Lack of sufficient oversight
Even if fragrance ingredients were reviewed for safety by the IFRA, many critics would question those findings because the IFRA is run by the fragrance industry, according to Women's Voices for the Earth (WVE), a national women's health nonprofit organization. The group asserts that "allowing the fragrance industry to self-regulate, and establish itself as the sole authority on fragrance safety, simply does not serve the public health interest."
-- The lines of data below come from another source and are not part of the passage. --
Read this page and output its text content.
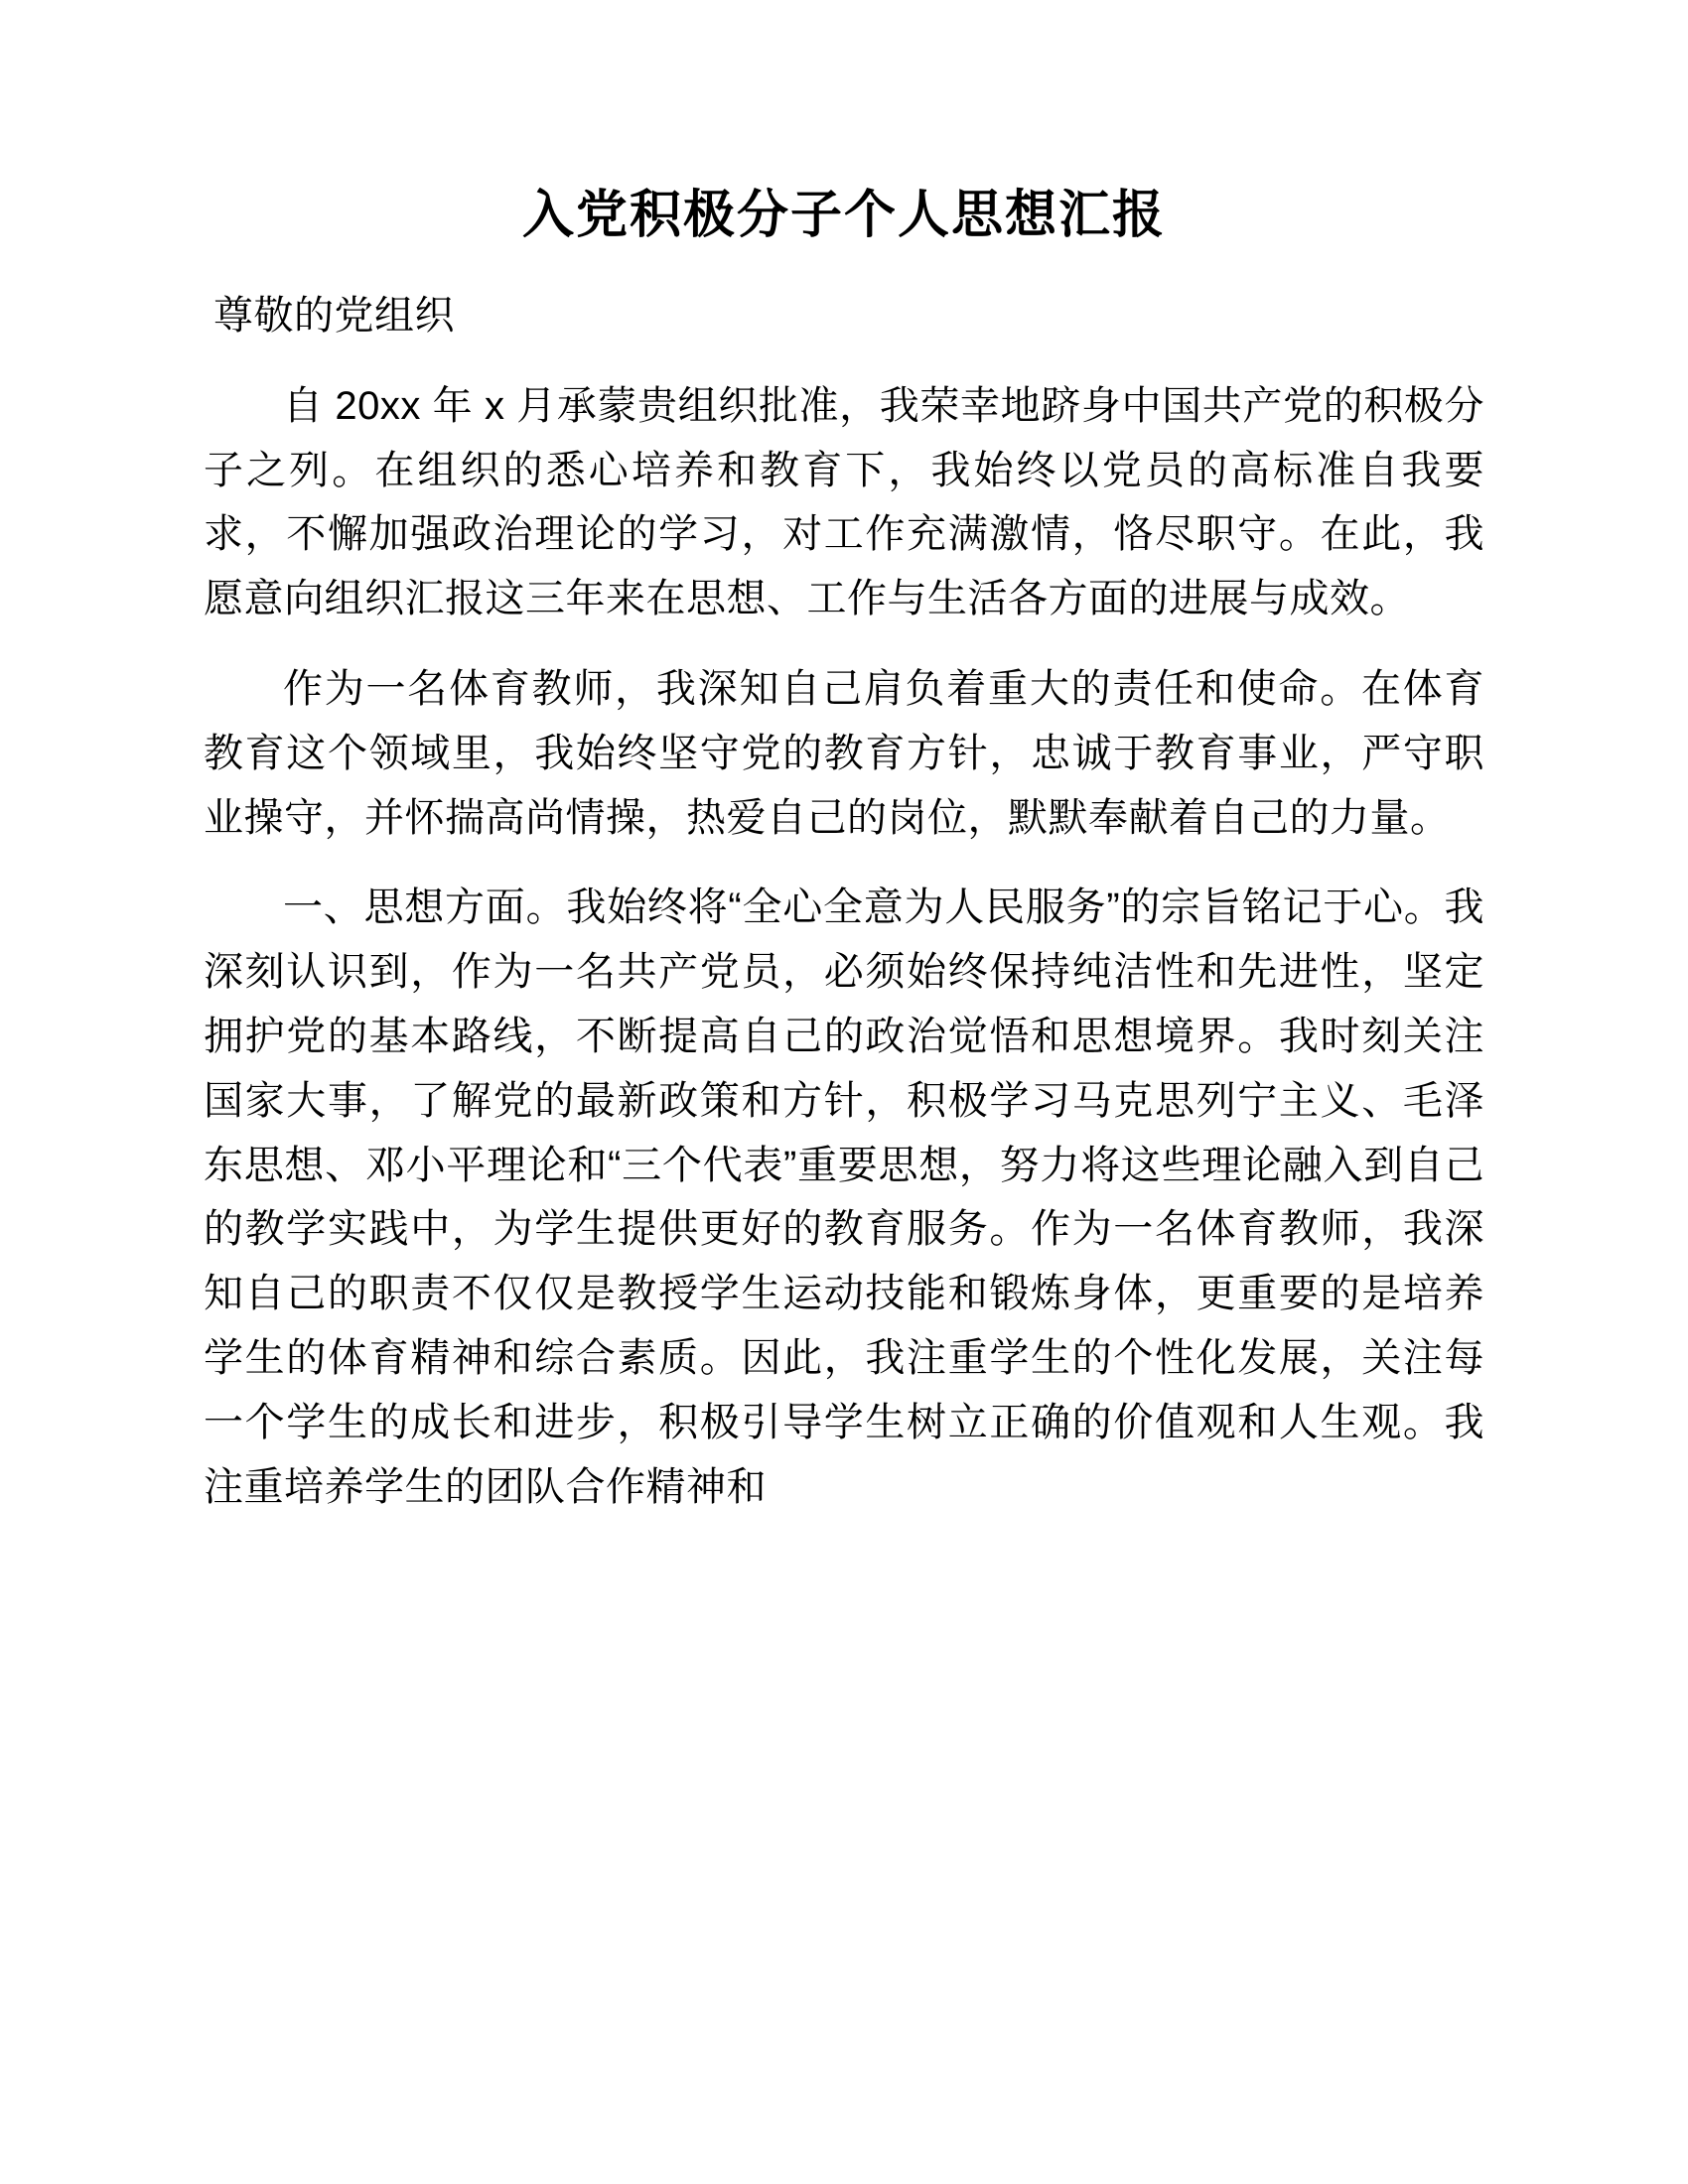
入党积极分子个人思想汇报

尊敬的党组织

自 20xx 年 x 月承蒙贵组织批准，我荣幸地跻身中国共产党的积极分子之列。在组织的悉心培养和教育下，我始终以党员的高标准自我要求，不懈加强政治理论的学习，对工作充满激情，恪尽职守。在此，我愿意向组织汇报这三年来在思想、工作与生活各方面的进展与成效。

作为一名体育教师，我深知自己肩负着重大的责任和使命。在体育教育这个领域里，我始终坚守党的教育方针，忠诚于教育事业，严守职业操守，并怀揣高尚情操，热爱自己的岗位，默默奉献着自己的力量。

一、思想方面。我始终将“全心全意为人民服务”的宗旨铭记于心。我深刻认识到，作为一名共产党员，必须始终保持纯洁性和先进性，坚定拥护党的基本路线，不断提高自己的政治觉悟和思想境界。我时刻关注国家大事，了解党的最新政策和方针，积极学习马克思列宁主义、毛泽东思想、邓小平理论和“三个代表”重要思想，努力将这些理论融入到自己的教学实践中，为学生提供更好的教育服务。作为一名体育教师，我深知自己的职责不仅仅是教授学生运动技能和锻炼身体，更重要的是培养学生的体育精神和综合素质。因此，我注重学生的个性化发展，关注每一个学生的成长和进步，积极引导学生树立正确的价值观和人生观。我注重培养学生的团队合作精神和
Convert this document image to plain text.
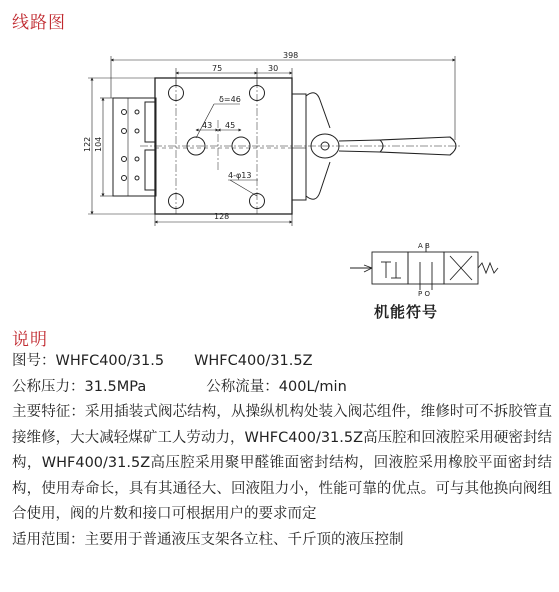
线路图
398
75	30
δ=46
43 45
4-φ13
128
122 104
A B
P O
机能符号
说明
图号：WHFC400/31.5 WHFC400/31.5Z
公称压力：31.5MPa	公称流量：400L/min
主要特征：采用插装式阀芯结构，从操纵机构处装入阀芯组件，维修时可不拆胶管直接维修，大大减轻煤矿工人劳动力，WHFC400/31.5Z高压腔和回液腔采用硬密封结构，WHF400/31.5Z高压腔采用聚甲醛锥面密封结构，回液腔采用橡胶平面密封结构，使用寿命长，具有其通径大、回液阻力小，性能可靠的优点。可与其他换向阀组合使用，阀的片数和接口可根据用户的要求而定
适用范围：主要用于普通液压支架各立柱、千斤顶的液压控制
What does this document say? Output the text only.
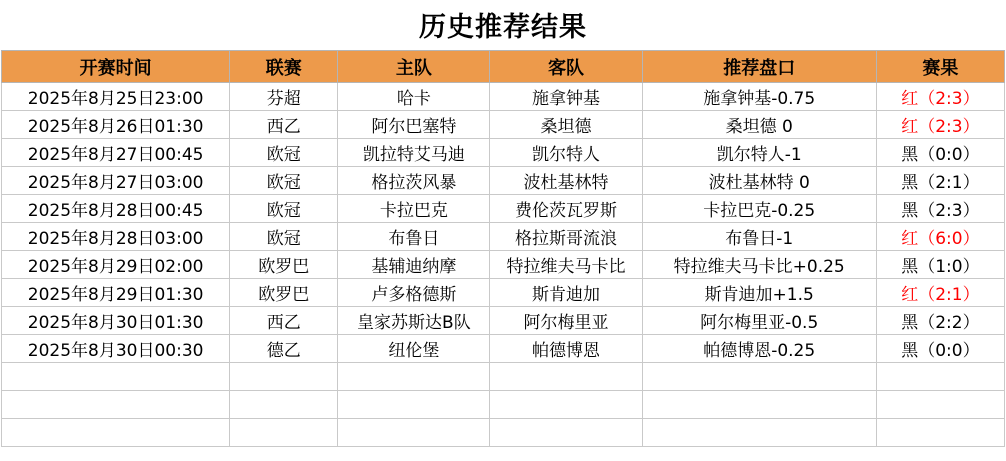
历史推荐结果
开赛时间	联赛	主队	客队	推荐盘口	赛果
2025年8月25日23:00	芬超	哈卡	施拿钟基	施拿钟基-0.75	红（2:3）
2025年8月26日01:30	西乙	阿尔巴塞特	桑坦德	桑坦德 0	红（2:3）
2025年8月27日00:45	欧冠	凯拉特艾马迪	凯尔特人	凯尔特人-1	黑（0:0）
2025年8月27日03:00	欧冠	格拉茨风暴	波杜基林特	波杜基林特 0	黑（2:1）
2025年8月28日00:45	欧冠	卡拉巴克	费伦茨瓦罗斯	卡拉巴克-0.25	黑（2:3）
2025年8月28日03:00	欧冠	布鲁日	格拉斯哥流浪	布鲁日-1	红（6:0）
2025年8月29日02:00	欧罗巴	基辅迪纳摩	特拉维夫马卡比	特拉维夫马卡比+0.25	黑（1:0）
2025年8月29日01:30	欧罗巴	卢多格德斯	斯肯迪加	斯肯迪加+1.5	红（2:1）
2025年8月30日01:30	西乙	皇家苏斯达B队	阿尔梅里亚	阿尔梅里亚-0.5	黑（2:2）
2025年8月30日00:30	德乙	纽伦堡	帕德博恩	帕德博恩-0.25	黑（0:0）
WVE says that many studies on fragrance ingredients are commissioned by manufacturers, and those studies are not published, peer-reviewed or publicly available. They also assert that the most controversial ingredients, such as the ones mentioned above, haven't been studied by the IFRA's research group in the past 40 years.
Fragrance-free is no guarantee
Given all of this, you may be tempted to go the fragrance-free route. Here's the thing, though: Fragrance-free doesn't mean a product is free of fragrance chemicals — it only means the product is free of odor, according to the University of Tennessee, Knoxville, Safety Office. The university reports that products must be marked "without perfume" to indicate no fragrance has been added.
In addition, a product labeled "unscented" may contain a masking fragrance, and if it does, that masking agent is not required to be on the ingredient label.
So while it's great news that leading manufacturers are acknowledging consumer concerns about the ingredients in fragrances and making those ingredient lists publicly available, clearly we still have a long way to go in terms of studying those ingredients to determine whether they're truly safe.